Pages

Thursday, September 15, 2016

Code points are an abstraction

In The Absolute Minimum Every Software Developer Absolutely, Positively Must Know About Unicode and Character Sets (No Excuses!), Joel Spolsky discusses Unicode code points and gives a few examples, such as U+0639 representing the Arabic letter Ain and U+0041 representing the English letter A.
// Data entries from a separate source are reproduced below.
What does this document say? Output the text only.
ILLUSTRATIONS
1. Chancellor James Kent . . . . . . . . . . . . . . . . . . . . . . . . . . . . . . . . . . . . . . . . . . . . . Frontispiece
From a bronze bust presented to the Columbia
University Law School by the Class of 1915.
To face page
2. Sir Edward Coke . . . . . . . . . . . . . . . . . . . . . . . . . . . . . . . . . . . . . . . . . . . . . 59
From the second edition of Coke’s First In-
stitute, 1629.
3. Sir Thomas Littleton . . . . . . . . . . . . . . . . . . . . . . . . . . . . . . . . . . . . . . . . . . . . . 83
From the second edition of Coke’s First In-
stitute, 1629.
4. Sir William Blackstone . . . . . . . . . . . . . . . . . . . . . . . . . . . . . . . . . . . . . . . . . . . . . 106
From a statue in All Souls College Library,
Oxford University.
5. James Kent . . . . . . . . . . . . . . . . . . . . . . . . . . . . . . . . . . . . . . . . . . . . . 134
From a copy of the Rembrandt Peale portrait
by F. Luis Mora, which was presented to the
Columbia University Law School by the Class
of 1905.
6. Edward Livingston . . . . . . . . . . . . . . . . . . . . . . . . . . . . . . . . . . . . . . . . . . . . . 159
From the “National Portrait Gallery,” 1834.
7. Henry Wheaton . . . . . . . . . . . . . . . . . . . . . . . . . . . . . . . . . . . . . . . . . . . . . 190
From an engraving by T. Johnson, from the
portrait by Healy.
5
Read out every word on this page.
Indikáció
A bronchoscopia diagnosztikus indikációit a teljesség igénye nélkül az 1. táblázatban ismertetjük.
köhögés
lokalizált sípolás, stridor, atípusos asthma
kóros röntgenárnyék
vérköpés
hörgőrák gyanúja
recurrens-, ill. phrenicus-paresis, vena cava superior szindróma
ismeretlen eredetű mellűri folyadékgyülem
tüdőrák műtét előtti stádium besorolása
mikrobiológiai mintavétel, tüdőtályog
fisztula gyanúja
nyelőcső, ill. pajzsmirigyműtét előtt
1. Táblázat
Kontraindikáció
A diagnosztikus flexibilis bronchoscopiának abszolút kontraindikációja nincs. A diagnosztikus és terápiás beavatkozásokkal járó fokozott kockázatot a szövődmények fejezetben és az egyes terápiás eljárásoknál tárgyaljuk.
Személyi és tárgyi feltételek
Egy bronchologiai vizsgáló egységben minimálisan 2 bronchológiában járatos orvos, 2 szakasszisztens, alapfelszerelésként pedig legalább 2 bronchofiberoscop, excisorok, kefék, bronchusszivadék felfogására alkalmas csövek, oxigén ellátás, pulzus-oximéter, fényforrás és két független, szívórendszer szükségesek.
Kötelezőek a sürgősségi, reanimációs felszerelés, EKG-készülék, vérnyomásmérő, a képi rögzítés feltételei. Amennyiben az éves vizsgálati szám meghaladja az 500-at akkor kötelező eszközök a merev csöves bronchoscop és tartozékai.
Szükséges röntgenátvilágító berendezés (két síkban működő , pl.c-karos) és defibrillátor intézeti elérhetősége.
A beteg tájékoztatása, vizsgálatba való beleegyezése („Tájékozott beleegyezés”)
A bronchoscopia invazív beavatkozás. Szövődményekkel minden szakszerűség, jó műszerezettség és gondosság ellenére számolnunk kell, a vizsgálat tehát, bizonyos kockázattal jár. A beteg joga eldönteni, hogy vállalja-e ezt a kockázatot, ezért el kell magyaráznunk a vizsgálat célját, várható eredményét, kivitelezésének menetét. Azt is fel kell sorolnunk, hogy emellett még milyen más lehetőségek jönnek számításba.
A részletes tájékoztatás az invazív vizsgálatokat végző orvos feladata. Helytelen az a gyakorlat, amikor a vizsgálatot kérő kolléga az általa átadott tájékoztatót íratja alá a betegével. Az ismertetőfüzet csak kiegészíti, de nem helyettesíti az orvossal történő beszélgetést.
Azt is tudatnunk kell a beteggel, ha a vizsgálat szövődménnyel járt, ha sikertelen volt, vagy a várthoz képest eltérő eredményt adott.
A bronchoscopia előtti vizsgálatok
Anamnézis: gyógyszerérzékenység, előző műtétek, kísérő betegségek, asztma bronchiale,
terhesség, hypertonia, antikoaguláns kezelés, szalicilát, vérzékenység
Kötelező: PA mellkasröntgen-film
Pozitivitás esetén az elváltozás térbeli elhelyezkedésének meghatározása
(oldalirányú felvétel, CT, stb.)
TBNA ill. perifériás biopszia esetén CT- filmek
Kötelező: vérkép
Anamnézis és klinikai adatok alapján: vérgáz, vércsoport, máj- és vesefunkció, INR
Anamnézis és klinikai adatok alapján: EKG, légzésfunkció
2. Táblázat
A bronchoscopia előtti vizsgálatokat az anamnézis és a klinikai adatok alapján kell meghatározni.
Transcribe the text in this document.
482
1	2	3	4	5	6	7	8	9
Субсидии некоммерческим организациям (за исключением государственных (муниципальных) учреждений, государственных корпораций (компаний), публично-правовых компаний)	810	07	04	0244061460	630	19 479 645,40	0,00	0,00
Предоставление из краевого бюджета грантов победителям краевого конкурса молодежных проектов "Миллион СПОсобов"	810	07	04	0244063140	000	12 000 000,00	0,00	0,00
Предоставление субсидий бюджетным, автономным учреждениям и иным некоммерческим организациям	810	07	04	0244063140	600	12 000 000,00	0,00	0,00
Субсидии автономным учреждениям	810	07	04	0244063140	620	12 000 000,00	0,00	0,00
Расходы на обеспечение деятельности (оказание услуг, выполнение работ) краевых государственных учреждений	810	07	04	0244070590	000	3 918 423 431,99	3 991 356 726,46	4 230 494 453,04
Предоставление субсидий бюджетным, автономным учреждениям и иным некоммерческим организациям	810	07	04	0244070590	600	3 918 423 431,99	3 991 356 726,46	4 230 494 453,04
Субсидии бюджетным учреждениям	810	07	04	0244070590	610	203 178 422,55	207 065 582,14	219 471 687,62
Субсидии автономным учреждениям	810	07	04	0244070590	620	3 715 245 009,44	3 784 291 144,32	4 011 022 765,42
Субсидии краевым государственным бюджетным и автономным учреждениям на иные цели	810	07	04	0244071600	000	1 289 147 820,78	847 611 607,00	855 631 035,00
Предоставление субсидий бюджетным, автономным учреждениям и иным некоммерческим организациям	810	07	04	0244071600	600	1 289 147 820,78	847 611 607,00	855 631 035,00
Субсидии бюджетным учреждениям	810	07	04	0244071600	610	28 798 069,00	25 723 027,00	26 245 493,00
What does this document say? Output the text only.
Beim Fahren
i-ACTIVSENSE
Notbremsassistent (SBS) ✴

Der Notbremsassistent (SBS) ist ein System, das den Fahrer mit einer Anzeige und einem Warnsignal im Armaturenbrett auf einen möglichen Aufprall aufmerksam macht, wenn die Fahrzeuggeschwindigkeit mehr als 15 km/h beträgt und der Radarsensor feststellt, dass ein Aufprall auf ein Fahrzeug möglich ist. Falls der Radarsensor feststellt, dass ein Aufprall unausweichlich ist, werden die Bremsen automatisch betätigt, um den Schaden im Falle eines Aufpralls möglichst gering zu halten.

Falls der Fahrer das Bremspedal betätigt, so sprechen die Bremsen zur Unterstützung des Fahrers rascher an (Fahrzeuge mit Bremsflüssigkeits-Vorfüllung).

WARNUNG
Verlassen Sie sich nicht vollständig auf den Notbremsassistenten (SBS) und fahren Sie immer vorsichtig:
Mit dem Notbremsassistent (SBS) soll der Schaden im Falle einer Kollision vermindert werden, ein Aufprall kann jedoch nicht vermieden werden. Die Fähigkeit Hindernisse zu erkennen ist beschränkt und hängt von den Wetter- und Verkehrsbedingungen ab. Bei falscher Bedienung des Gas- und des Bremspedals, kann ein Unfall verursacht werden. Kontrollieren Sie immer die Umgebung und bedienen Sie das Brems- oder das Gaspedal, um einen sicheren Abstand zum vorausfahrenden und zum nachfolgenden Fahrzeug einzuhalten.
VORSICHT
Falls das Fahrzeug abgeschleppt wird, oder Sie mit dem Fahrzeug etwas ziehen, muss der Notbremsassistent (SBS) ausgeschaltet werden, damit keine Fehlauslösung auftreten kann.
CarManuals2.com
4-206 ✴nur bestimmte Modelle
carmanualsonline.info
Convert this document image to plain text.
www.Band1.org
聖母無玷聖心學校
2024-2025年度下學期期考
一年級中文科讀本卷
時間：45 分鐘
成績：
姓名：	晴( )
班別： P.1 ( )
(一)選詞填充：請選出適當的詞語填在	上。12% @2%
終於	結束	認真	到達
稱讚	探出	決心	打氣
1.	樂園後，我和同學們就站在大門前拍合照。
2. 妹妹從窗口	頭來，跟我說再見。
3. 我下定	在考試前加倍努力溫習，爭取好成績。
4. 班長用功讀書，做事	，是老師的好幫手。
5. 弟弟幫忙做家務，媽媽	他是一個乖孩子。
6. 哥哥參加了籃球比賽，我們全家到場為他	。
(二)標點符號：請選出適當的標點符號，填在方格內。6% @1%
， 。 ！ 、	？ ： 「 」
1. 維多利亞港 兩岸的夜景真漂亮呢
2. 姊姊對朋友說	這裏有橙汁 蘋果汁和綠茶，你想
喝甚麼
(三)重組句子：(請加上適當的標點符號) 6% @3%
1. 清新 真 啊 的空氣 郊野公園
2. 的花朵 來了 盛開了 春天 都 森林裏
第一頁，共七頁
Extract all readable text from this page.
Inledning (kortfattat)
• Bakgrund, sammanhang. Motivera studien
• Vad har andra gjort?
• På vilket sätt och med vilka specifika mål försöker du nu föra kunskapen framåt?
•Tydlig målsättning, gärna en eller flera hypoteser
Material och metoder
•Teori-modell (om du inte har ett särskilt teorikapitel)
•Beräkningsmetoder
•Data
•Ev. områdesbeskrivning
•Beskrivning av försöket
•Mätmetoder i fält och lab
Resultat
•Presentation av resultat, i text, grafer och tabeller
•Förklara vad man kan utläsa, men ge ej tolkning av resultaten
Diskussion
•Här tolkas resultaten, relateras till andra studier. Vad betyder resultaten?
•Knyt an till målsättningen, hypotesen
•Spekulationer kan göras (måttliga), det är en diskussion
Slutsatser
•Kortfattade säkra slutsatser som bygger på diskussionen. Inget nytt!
Splosky doesn't come right out and use the word abstraction, but the concept of an abstraction is exactly what he's talking about when he writes:
OK, so say we have a string:

Hello

which, in Unicode, corresponds to these five code points:
U+0048 U+0065 U+006C U+006C U+006F.
Just a bunch of code points. Numbers, really. We haven't yet said anything about how to store this in memory or represent it in an email message.
The Wikipedia article Abstraction (software engineering) contains the following quote attributed to John V. Guttag: “The essence of abstractions is preserving information that is relevant in a given context and forgetting information that is irrelevant in that context.”

In the context of Unicode code points, the information that is relevant is some hexadecimal number, like 0048, and the character that number represents (H). Information we might want to forget (at least temporarily), which may be irrelevant in the context of a general discussion about Unicode, is the number of bytes and the specific bits used to represent hexadecimal numbers like 0048.